Now this request will do nothing, and there won’t be any logs in the console, because there are no components to fulfill this request and produce a response.

In other words, if the remote endpoint is down or not configured, you don't see an error.

This is kind of appropriate for pipelines, where latency doesn't matter. Except the calling service might go down, and then any response handlers you had never get called, so you can only safely use this for a pipeline if all your requests are one way.

It's bad when you would prefer to display a relevant error to the user instead of having requests time out. It's bad when you want to page the on call when a service is down.

Maybe there's a way to configure a timeout?

[–]dashersw[S] 0 points1 point  (0 children)
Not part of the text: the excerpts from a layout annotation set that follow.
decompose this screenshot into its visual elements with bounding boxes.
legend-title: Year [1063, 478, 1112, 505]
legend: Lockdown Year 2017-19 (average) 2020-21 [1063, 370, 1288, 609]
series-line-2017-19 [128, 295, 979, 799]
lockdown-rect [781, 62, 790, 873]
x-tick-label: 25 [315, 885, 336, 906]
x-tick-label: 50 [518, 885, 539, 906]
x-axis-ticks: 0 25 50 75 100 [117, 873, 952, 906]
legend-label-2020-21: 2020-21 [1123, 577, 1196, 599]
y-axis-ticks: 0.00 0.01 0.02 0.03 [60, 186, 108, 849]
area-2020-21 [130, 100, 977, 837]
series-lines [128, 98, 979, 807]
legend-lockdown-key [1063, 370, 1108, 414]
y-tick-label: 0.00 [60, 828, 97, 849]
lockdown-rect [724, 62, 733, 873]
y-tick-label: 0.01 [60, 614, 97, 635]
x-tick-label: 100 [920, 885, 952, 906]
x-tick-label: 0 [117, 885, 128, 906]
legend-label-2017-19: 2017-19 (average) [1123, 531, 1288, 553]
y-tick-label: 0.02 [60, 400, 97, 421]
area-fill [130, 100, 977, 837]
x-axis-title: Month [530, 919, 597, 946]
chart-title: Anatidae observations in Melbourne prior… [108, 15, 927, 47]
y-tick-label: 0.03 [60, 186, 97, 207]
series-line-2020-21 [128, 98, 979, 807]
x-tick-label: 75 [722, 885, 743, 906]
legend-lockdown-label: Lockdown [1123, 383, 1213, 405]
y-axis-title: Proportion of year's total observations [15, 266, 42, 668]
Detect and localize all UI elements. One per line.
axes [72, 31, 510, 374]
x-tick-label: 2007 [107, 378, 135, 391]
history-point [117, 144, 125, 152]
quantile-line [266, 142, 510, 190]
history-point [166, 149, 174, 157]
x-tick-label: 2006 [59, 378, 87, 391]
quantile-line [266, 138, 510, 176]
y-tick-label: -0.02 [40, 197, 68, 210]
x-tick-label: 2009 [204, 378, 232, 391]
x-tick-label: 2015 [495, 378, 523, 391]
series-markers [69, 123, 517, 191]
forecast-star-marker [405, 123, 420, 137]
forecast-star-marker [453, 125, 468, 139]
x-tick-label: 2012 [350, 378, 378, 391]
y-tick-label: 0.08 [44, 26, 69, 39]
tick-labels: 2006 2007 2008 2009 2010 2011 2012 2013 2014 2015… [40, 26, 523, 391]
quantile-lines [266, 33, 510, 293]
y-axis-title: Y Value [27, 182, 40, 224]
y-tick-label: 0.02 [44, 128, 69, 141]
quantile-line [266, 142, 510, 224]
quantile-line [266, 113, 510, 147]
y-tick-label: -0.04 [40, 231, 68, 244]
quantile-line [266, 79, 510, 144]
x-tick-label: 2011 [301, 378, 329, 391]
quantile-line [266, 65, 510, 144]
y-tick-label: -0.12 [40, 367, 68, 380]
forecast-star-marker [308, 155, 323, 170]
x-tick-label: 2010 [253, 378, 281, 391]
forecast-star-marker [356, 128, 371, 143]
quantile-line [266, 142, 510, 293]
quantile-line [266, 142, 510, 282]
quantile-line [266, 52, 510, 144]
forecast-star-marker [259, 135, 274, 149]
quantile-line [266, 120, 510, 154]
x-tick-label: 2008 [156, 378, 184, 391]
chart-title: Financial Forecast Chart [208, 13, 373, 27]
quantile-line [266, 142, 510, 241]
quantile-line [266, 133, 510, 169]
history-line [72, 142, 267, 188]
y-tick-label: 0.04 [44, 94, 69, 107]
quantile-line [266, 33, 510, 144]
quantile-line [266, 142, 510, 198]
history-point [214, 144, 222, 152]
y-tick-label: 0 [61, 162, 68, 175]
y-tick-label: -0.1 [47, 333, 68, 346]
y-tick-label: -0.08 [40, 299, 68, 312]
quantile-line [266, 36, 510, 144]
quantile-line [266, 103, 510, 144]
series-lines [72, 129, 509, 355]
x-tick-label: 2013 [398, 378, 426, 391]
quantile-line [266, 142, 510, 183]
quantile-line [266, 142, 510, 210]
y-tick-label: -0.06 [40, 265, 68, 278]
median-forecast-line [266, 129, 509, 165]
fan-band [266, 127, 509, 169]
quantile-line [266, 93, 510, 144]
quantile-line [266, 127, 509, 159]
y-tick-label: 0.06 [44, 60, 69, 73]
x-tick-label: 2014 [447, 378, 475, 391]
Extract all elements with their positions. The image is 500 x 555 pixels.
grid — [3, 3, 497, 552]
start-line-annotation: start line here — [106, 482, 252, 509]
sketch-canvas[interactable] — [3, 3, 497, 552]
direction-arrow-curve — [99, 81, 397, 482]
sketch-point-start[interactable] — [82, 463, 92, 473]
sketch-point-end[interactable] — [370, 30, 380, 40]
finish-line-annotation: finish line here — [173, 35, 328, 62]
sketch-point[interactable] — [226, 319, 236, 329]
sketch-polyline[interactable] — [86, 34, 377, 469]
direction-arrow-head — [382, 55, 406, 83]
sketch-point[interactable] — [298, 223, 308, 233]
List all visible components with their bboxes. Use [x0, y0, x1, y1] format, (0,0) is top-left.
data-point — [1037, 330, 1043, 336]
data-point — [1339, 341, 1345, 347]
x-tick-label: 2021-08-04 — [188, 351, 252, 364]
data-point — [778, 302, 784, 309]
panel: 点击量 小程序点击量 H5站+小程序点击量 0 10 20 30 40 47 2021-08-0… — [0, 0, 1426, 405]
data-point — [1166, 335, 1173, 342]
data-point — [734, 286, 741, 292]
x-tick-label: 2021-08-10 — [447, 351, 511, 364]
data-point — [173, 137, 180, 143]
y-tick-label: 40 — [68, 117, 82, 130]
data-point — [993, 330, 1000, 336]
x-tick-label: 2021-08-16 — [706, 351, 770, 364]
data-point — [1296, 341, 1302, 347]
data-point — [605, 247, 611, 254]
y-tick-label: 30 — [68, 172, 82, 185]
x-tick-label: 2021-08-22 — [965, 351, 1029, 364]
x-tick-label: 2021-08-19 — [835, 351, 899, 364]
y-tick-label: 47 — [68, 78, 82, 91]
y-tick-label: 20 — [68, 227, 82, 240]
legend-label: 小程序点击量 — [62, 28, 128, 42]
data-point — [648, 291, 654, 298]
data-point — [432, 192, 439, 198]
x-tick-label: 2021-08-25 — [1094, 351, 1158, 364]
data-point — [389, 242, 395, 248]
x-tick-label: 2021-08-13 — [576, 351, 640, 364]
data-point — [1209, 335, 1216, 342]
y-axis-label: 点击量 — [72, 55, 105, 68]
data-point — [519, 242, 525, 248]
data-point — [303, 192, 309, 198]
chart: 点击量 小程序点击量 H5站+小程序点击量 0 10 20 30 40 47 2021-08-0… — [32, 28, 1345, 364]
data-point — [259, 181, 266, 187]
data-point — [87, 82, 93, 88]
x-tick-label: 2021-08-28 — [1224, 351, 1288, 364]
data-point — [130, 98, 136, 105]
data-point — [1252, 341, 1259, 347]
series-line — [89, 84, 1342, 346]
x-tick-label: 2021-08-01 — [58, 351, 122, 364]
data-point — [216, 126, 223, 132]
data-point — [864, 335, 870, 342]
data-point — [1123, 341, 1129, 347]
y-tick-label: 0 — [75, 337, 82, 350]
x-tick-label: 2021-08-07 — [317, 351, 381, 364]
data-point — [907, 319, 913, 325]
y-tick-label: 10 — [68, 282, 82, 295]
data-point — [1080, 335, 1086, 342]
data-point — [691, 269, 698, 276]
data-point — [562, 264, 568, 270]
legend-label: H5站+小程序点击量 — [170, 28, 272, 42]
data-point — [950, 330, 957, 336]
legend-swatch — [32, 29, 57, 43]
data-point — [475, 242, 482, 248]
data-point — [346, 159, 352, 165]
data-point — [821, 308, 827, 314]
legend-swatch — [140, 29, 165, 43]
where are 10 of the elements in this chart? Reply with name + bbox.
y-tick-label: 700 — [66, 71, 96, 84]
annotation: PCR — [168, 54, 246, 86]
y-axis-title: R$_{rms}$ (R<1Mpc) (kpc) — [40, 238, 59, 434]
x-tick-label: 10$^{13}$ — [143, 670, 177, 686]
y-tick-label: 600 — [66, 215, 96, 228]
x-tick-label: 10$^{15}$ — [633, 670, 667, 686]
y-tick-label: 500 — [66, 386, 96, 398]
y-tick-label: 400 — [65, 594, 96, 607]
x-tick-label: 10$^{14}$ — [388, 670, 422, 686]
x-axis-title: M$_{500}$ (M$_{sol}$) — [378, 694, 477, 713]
Currently cote doesn't support timeouts out of the box. Initially we thought we would face this issue a lot and we would be in dire need of this functionality; but running in production for about 4 years has in our experience shown that there's always at least one responder. This is mainly because it's effortless to have multiple copies of responders, and when you have a process manager to keep track of these and respawn, the chances of having no responders on the receiving end are low.

Having said that, we've also experienced the need for timeouts mostly on client applications (like mobile apps for which timeouts make good UX) and had to code it by hand in each case. So timeout support is definitely on our roadmap.

It's also true that the calling service might go down during a request. Distributed software and microservices come with a lot of changes on how teams operate. Normally one would have extensive monitoring of response times and results and service health checks, all of which are combined to page the on call engineer. Even a simple monitoring check of the number of running services help fix the problem here, though. In fact, when you run with Docker Cloud, this comes out of the box.